Um die Staatsverschuldung in einem vernünftigen Zeitrahmen auf die angepeilten 60Prozent des BIPs herunterzubringen, müsste ein annähernd ausgeglichenes Budget über den Konjunkturzyklus erreicht werden. Jedenfalls müsse das Defizit ab 2015 bei höchstens einem Prozent des BIPs liegen. Die Regierung geht derzeit für 2014 noch von 2,2Prozent Defizit aus.

Bei einem Prozent Defizit im Schnitt würde es bei einem angenommenen Wirtschaftswachstum von nominell drei Prozent pro Jahr bis 2028 dauern, bis die Staatsschuldenquote wieder unter der Maastricht-Grenze von 60Prozent des BIPs zu liegen käme. Bei zwei Prozent Defizit wäre Österreich erst 2038 wieder innerhalb der Maastricht-Kriterien für den Euro.

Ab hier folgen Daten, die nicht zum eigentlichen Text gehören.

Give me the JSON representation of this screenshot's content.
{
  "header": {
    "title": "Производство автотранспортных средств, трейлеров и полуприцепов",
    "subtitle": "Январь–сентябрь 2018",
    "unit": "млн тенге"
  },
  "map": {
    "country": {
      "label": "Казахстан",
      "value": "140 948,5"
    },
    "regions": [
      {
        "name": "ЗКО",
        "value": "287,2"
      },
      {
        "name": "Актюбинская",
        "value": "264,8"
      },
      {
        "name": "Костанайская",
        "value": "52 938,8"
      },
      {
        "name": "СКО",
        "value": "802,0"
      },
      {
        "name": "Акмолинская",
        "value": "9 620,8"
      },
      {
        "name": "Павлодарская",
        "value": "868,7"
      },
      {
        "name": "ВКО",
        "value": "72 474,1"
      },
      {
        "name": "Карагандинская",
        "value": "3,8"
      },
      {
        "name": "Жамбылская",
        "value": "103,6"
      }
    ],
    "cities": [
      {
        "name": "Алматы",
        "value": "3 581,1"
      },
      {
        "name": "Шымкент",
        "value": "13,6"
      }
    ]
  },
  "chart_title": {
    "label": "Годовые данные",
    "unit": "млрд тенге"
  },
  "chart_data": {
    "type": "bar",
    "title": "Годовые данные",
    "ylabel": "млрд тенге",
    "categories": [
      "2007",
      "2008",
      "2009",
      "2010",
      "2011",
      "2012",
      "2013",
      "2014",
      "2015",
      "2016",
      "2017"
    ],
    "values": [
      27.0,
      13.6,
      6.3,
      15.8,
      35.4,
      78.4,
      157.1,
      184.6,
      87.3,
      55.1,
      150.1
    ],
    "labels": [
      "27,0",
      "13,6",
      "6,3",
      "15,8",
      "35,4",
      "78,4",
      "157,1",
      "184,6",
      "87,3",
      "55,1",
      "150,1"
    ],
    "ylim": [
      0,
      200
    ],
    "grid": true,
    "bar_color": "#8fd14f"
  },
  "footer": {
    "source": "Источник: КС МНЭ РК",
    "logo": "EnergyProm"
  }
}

Europameister in hohen Steuern

Als drückend empfindet der Staatsschuldenausschuss die Steuerlast. Laut Felderer ist Österreich auf dem besten Weg, „Steuer-Europameister“ zu werden: Mit 44,1 Prozent des BIPs wird die österreichische Steuer- und Abgabenlast innerhalb der Eurozone heuer nur noch von Belgien übertroffen. In der EU haben auch noch Schweden und Dänemark eine höhere Belastung.

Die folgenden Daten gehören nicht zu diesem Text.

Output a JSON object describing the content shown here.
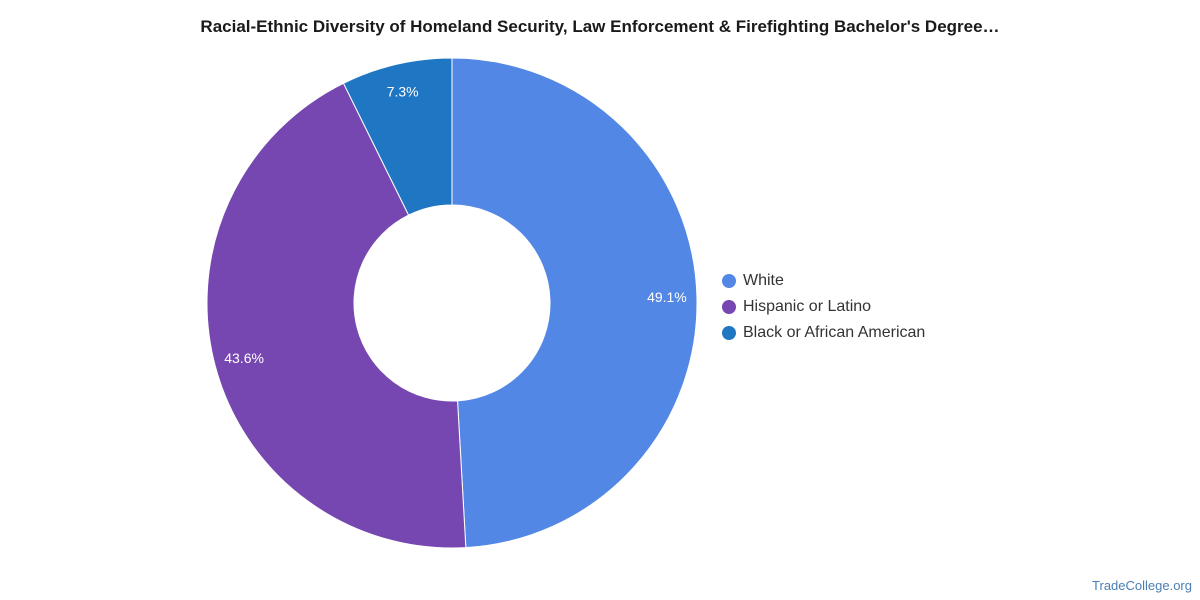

Allerdings: Während die Quote 2011 in den drei derzeit noch „führenden“ Ländern 2011 zurückgehen wird, steigt sie in Österreich auf 44,3Prozent weiter an. In dieser, der EU-Herbstprognose entnommenen Vorschau sind die Auswirkungen des 2011 in Kraft tretenden Belastungspakets noch gar nicht enthalten. Die machen Österreich zu einem ernsthaften Sieganwärter in der europäischen Hochsteuer-Champions-League.